# help! husbands not attracted anymore?



## Jean66 (Apr 2, 2010)

hello, I am new here and am in desperate need of help! I am in my second marriage we have been married for about 10 years. now as with most marriages we have had or share of problems but no matter how bad we argued or fought the sex was always great, we have never went to bed mad enough that it interferred with our sex life its always been very interesting and extremely good. we are always trying new things. but something has happened over the last about month and a half, for some reason it has died! I mean completely! if we do have anything to do with each other its very quick absolutely no foreplay no kissing and he always has to be behind me. I have tried everything to liven it up and nothing seems to work, Im afraid he cant stand to touch me anymore, now we are getting along great in every other aspect of our marriage he tells me he loves me, he comes straight home from work nothing out of the ordinary, I know there is no way hes cheating, but I have put on 20 pounds this winter maybe thats part of it? but last night was all I could take and I asked him what was the problem and I think I just made things worse he got angry and now I dont know what to do any help would be greatly apreciated please!


----------



## HappyHer (Nov 12, 2009)

Wait until he calms down and then try again.
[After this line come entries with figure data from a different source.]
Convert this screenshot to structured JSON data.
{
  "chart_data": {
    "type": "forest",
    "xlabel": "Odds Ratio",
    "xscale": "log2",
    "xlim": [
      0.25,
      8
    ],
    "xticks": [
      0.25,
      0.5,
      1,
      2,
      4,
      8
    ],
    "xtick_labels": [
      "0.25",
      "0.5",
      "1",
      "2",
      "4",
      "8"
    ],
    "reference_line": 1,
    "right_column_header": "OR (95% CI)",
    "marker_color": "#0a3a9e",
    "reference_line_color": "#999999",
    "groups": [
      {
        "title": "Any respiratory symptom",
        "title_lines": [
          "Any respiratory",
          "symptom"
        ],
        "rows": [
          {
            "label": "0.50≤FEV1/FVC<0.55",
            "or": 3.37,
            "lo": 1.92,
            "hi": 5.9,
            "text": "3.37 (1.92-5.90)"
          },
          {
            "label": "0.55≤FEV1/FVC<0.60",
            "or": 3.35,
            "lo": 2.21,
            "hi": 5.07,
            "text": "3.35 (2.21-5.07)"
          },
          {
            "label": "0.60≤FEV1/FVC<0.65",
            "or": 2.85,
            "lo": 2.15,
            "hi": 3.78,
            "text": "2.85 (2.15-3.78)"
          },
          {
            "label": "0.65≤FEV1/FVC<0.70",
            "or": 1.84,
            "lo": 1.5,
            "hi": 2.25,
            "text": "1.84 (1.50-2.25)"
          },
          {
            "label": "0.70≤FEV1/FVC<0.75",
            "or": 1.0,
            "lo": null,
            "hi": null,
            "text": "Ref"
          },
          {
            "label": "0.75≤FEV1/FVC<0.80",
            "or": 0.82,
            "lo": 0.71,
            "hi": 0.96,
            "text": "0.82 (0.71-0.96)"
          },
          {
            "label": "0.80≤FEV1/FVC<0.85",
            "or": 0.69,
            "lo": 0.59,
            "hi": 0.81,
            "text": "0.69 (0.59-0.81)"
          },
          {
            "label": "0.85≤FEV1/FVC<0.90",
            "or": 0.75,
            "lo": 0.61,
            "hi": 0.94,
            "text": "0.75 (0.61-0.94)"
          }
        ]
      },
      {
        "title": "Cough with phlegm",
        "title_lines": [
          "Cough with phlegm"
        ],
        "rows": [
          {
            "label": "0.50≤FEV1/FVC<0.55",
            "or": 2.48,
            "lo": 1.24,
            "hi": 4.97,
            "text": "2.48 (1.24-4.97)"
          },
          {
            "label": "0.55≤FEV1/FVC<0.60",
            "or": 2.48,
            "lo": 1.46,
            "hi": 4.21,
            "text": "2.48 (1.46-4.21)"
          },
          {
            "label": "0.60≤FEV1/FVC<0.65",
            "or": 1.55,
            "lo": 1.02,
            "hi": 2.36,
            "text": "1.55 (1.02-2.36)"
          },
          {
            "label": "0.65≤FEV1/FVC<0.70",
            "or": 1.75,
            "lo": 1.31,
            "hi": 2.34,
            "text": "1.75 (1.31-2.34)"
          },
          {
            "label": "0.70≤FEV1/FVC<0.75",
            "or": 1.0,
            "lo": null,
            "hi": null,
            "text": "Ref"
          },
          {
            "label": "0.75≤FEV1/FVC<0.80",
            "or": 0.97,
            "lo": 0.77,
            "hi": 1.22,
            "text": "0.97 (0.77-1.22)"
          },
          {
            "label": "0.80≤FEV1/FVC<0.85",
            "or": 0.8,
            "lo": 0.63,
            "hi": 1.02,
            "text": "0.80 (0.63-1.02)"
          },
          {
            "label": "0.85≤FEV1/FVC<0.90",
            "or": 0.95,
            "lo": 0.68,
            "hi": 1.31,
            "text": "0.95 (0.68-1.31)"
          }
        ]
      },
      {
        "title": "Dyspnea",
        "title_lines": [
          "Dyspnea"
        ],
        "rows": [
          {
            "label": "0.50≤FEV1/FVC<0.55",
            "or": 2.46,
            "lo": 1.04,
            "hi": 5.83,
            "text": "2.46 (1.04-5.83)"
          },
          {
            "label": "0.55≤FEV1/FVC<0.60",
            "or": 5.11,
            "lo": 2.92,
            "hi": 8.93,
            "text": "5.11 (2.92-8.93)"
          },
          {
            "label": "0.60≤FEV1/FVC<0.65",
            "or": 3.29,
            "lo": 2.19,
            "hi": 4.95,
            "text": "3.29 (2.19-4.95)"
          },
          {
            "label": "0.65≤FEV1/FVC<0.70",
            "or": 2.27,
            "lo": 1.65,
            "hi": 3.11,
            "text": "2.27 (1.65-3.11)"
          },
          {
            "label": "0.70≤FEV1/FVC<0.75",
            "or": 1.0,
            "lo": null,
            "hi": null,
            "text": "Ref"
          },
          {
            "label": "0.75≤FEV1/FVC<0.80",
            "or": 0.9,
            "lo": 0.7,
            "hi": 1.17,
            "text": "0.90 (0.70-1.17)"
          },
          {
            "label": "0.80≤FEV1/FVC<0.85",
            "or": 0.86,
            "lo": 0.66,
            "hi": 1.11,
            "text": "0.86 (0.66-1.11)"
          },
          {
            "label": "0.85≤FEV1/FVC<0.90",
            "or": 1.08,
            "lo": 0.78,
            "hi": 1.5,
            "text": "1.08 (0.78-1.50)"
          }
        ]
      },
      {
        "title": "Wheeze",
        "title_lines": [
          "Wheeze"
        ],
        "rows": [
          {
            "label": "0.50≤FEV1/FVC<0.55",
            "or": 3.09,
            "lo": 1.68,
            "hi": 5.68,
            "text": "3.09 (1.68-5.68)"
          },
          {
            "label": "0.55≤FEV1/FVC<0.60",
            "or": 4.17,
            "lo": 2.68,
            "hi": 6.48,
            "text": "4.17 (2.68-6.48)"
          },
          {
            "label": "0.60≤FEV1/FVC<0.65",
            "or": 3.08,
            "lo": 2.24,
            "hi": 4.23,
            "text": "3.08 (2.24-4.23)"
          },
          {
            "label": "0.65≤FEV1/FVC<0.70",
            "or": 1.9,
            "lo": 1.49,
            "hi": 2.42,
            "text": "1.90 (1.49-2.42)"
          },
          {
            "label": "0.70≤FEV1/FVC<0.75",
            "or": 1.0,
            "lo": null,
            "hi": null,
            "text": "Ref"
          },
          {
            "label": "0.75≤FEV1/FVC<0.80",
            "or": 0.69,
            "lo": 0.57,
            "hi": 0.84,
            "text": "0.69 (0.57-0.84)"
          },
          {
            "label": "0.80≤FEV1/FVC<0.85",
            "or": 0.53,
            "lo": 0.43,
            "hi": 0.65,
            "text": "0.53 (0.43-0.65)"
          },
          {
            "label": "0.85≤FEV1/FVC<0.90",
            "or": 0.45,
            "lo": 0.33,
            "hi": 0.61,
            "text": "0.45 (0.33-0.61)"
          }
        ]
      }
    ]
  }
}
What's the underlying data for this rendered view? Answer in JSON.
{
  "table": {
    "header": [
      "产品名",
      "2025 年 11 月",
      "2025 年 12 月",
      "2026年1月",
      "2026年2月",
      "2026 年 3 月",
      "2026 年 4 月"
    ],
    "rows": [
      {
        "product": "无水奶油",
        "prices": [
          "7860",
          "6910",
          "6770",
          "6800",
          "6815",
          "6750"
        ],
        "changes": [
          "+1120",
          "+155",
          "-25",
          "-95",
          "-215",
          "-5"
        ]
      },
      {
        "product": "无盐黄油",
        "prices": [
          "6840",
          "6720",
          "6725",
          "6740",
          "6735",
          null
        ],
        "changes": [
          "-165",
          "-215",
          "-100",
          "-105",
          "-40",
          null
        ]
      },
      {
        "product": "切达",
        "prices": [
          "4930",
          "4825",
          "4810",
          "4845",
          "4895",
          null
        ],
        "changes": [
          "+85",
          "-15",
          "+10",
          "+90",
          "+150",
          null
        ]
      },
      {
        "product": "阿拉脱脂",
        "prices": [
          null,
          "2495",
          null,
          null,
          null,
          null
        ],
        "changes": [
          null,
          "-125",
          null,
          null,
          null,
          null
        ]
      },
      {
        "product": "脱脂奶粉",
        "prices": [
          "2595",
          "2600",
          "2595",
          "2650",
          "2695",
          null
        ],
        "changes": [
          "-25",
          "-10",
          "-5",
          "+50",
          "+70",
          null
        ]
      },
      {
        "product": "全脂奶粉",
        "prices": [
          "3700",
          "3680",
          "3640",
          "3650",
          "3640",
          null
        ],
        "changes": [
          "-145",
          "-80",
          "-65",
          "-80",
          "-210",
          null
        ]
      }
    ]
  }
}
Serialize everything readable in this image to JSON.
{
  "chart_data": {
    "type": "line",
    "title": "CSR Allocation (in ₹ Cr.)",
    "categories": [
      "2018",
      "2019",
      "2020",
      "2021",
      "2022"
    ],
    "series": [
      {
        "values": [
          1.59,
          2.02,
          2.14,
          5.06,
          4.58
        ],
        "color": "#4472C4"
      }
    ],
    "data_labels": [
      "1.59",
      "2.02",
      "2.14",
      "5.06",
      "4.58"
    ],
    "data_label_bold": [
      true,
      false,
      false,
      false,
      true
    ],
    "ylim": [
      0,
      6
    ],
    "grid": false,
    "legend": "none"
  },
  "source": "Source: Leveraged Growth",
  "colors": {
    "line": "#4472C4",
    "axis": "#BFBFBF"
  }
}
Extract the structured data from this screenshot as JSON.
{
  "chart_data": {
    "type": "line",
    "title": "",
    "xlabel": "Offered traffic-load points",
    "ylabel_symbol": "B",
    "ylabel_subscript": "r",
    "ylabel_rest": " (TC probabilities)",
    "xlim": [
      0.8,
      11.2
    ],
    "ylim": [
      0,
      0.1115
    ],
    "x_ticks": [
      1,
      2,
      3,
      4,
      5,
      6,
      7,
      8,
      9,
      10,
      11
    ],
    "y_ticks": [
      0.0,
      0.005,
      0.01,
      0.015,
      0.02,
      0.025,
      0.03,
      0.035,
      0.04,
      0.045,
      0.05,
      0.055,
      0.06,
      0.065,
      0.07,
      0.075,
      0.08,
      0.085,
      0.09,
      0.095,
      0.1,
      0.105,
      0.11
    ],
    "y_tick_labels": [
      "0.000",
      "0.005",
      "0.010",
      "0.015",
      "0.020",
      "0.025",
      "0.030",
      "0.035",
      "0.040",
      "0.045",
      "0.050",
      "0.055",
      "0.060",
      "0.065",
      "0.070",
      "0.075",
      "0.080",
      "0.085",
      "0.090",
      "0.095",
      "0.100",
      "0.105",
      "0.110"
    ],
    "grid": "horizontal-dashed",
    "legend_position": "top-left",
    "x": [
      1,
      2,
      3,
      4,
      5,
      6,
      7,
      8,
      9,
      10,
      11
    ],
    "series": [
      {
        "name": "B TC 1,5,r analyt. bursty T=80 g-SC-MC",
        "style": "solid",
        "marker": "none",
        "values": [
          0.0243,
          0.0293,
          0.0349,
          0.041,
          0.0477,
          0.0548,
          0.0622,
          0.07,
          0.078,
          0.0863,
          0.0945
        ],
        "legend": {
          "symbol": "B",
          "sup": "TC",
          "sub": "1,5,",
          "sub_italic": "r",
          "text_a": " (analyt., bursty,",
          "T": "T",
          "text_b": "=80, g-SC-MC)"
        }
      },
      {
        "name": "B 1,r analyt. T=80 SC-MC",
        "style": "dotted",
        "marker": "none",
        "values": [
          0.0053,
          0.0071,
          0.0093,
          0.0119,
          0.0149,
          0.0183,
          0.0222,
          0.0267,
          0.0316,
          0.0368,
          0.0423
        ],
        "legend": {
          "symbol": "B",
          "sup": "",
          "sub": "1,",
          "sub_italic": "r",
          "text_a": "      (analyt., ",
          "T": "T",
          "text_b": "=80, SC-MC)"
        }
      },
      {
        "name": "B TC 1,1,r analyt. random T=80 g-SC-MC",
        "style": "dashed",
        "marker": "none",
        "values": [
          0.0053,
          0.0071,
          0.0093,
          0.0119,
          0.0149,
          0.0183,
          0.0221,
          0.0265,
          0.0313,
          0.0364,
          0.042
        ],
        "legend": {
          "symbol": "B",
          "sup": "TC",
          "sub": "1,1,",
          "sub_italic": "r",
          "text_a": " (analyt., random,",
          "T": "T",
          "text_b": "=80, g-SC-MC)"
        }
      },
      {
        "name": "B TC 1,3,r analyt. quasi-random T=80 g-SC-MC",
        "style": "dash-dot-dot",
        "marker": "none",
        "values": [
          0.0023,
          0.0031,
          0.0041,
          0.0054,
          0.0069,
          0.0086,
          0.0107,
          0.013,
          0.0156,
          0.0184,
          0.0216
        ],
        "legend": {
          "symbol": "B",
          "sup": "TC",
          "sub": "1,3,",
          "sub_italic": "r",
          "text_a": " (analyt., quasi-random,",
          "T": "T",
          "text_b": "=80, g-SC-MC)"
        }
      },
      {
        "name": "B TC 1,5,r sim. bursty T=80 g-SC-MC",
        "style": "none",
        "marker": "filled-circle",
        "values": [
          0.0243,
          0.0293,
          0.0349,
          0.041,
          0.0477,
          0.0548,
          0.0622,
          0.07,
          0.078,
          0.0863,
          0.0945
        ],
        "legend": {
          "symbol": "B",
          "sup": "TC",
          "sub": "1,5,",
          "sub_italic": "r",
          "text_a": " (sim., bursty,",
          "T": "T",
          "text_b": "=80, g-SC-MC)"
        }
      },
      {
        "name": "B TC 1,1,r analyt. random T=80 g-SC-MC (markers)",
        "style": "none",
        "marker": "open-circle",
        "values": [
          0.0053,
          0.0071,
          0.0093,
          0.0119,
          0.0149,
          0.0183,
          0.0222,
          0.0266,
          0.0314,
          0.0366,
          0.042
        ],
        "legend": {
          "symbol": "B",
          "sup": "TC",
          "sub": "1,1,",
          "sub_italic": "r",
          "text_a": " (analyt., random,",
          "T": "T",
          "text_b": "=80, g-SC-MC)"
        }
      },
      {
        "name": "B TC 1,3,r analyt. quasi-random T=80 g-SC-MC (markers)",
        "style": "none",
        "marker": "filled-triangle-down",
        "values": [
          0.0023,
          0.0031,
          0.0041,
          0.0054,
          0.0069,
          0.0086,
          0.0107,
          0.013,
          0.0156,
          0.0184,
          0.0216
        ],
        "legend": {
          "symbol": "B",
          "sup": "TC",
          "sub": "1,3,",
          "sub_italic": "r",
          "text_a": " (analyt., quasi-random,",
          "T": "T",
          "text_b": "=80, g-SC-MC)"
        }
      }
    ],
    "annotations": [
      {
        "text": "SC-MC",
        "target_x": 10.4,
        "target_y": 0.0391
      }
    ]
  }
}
Make sure this time you use "I" statements and don't accuse him or blame him. Say something like "I'm afraid I'm not attractive to you anymore because I've put on weight. Would you please help me work this out so we are able to get back to the great sex that I loved so much." Do it during a quiet time that is somewhere outside the bedroom and not just after you've had sex.


----------



## MEM2020 (Aug 23, 2009)

I am not taking sides here. I am just asking a question. If he tells you your weight IS a problem how will you respond?

My experience there are two kinds of women - those who understand some guys are really bothered by weight and those who don't and get angry and blame the guy. 






Jean66 said:


> hello, I am new here and am in desperate need of help! I am in my second marriage we have been married for about 10 years. now as with most marriages we have had or share of problems but no matter how bad we argued or fought the sex was always great, we have never went to bed mad enough that it interferred with our sex life its always been very interesting and extremely good. we are always trying new things. but something has happened over the last about month and a half, for some reason it has died! I mean completely! if we do have anything to do with each other its very quick absolutely no foreplay no kissing and he always has to be behind me. I have tried everything to liven it up and nothing seems to work, Im afraid he cant stand to touch me anymore, now we are getting along great in every other aspect of our marriage he tells me he loves me, he comes straight home from work nothing out of the ordinary, I know there is no way hes cheating, but I have put on 20 pounds this winter maybe thats part of it? but last night was all I could take and I asked him what was the problem and I think I just made things worse he got angry and now I dont know what to do any help would be greatly apreciated please!


----------



## SimplyAmorous (Nov 25, 2009)

Do* you *think it is the weight? Is he the quiet type that hesitates to speak what is REALLY on his mind, or say something that might hurt you ? 

I have asked my husband a million questions over the years, just the way I am, seeking out how he feels about just any darn thing, even things that have never happened, what he would do in that situation , etc. When I asked this one, he pretty much told me >>> if I gained too much weight, he would still love me, but he would NOT desire me. Some men are just like this. (Women too- I am one of them) And he probably wouldnt come out and tell me either, cause that is the way HE is. (although I am different than him!) 

These things can definetly, for some, affect desire and passion. 

20lbs is not all that much, if the thought of asking him will be excrutiating for you, or if you feel he will still avoid trying to hurt you this way (I understand this could hurt -feeling rejected), then just work on loosing some , it will make *you* feel better, and I bet all will be back to the fireworks you used to have. 

Start browsing some lingerie as you watch what you are eating/exercising. Always good to have something to look forward too, some rewards for our efforts.

If you have Comcast OnDemand , they have free exercise programs you can do every single day/week , always something new, we do this alot. 

Or maybe it is not this at all !! Maybe he is stressed at work or something completely different is occupying his attention, anything else going on in his life?


----------



## marriedguy (Nov 7, 2009)

Well I'm in the situation where I have a wife who is overweight..and to tell you the truth..it bothers me like crazy...I Love her, and am still attracted to her...but not always....especially when we're just at home her weight is a big problem for me...when we go out she dresses all nice and she look gorgeous..and I think she's hot..especially in tight jeans..
Anyways...20 pounds isn't that much...so if that's the problem..just do some cardio a few times a week and watch your diet...even if weight is not the issue, it's still a good idea to keep yourself in shape...
I guess you just need to talk to him again...in a nice way, ask him if it's the weight...and dont feel insulted if he says yes...because most men find excess body fat unattractive..it's the harsh reality.


----------



## RunnerGirl (Feb 20, 2010)

Ask him, using the I words as suggested...

and if you think it might be an issue, lose the weight! 20 lb is a lot of weight. I know for me, 20 lb puts me up from a size 4 to a size 12/14. That gives a very different body type that maybe your husband isn't attracted to. It's not easy, but it's very doable and eating right (no processed foods) and exercising most days has benefits far beyond looks.. you'll be healthier and happier to boot. Good luck!


----------



## del88 (Mar 24, 2010)

It's a shame your being treated that way just because of your weight, especially after 10 years. How about you both take this opportunity to get healthy and in shape together. It's a great way to do something together and maybe it will get you to the place you want to be as far as your relationship.


----------